I will seriously consider that. Need a few days to recover from this 13.10 fresh install. Quite a few things didn't work, but as usual, the support on the forums is very good.

Thanks everyone. :D

sudodus
February 28th, 2014, 07:50 AM
I remembered that the spare computer I have is 32 bit and this one is 64 bit, so the package names will be different I think. :(


1. You can run 32-bit systems on both computers if you wish, but if you want to use 4 GB RAM or more, it is more efficient with a 64-bit system.

2. I think most packages have the same name (at least the first part of them, that you use for identification) although they are compiled for different architecture. Many script files (that are use as is, not compiled) might be the same.

*. But anyway, I support the suggestion to reinstall directly into Kubuntu from a Kubuntu iso file.

oygle
February 28th, 2014, 10:49 AM
But anyway, I support the suggestion to reinstall directly into Kubuntu from a Kubuntu iso file.

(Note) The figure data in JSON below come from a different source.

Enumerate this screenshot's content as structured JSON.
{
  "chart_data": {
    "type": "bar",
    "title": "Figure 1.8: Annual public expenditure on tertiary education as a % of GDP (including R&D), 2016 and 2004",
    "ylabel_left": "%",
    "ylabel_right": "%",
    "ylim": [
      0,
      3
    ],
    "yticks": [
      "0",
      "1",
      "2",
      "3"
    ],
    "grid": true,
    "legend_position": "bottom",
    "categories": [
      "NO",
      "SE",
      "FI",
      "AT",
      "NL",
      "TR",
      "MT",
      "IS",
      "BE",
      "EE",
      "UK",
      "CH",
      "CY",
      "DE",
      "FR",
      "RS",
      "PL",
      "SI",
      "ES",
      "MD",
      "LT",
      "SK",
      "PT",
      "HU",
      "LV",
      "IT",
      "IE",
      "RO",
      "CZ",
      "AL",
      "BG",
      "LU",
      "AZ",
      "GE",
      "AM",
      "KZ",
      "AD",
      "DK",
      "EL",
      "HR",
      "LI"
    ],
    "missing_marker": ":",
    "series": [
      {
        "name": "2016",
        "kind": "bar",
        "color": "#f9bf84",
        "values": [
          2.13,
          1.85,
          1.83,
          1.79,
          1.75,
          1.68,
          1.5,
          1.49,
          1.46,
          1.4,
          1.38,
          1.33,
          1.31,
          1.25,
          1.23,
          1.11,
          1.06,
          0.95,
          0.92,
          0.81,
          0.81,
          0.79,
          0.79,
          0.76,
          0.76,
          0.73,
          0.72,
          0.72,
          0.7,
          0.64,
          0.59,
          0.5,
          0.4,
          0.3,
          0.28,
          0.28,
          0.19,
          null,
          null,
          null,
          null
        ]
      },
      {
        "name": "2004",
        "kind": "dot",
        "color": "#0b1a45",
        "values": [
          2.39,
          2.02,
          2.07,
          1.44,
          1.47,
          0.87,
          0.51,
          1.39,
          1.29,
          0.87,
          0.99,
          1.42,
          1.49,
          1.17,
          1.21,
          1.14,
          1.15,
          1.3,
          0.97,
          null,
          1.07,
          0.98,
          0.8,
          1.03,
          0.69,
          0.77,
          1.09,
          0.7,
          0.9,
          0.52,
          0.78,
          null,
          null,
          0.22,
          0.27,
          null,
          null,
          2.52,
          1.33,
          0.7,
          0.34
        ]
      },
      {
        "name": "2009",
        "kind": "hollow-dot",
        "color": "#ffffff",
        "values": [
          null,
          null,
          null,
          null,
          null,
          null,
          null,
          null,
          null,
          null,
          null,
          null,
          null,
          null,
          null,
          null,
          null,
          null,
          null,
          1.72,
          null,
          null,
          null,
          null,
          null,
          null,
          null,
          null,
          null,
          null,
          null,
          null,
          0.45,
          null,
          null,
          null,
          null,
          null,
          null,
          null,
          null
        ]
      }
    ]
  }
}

Is this - http://cdimage.ubuntu.com/kubuntu/releases/saucy/release/ , where I download the ISO please ?

I'm trying to get the ISO added to an Australian mirror, so that when I download it, it won't count towards my bandwidth usage.

sudodus
February 28th, 2014, 11:12 AM
Is this - http://cdimage.ubuntu.com/kubuntu/releases/saucy/release/ , where I download the ISO please ?

I'm trying to get the ISO added to an Australian mirror, so that when I download it, it won't count towards my bandwidth usage.

I think so. If you are in doubt, check with the md5sum at this link

https://help.ubuntu.com/community/UbuntuHashes

and there is also this link

http://www.kubuntu.org/getkubuntu/download

with a few mirrors (but I did not see Australia).

What about torrent: Does it count towards your bandwidth usage?

oygle
February 28th, 2014, 11:23 AM
Thanks for those links. Yes, I think torrent still counts towards bandwidth. I have asked the Aarnet Mirror (http://mirror.aarnet.edu.au/) to add Kubuntu, as my ISP says ..


BigPond has unmetered AARNet Mirror

Most BigPond Broadband customers can now use this mirror
and download content from http://mirror.aarnet.edu.au/
and this will not count towards your monthly usage limit.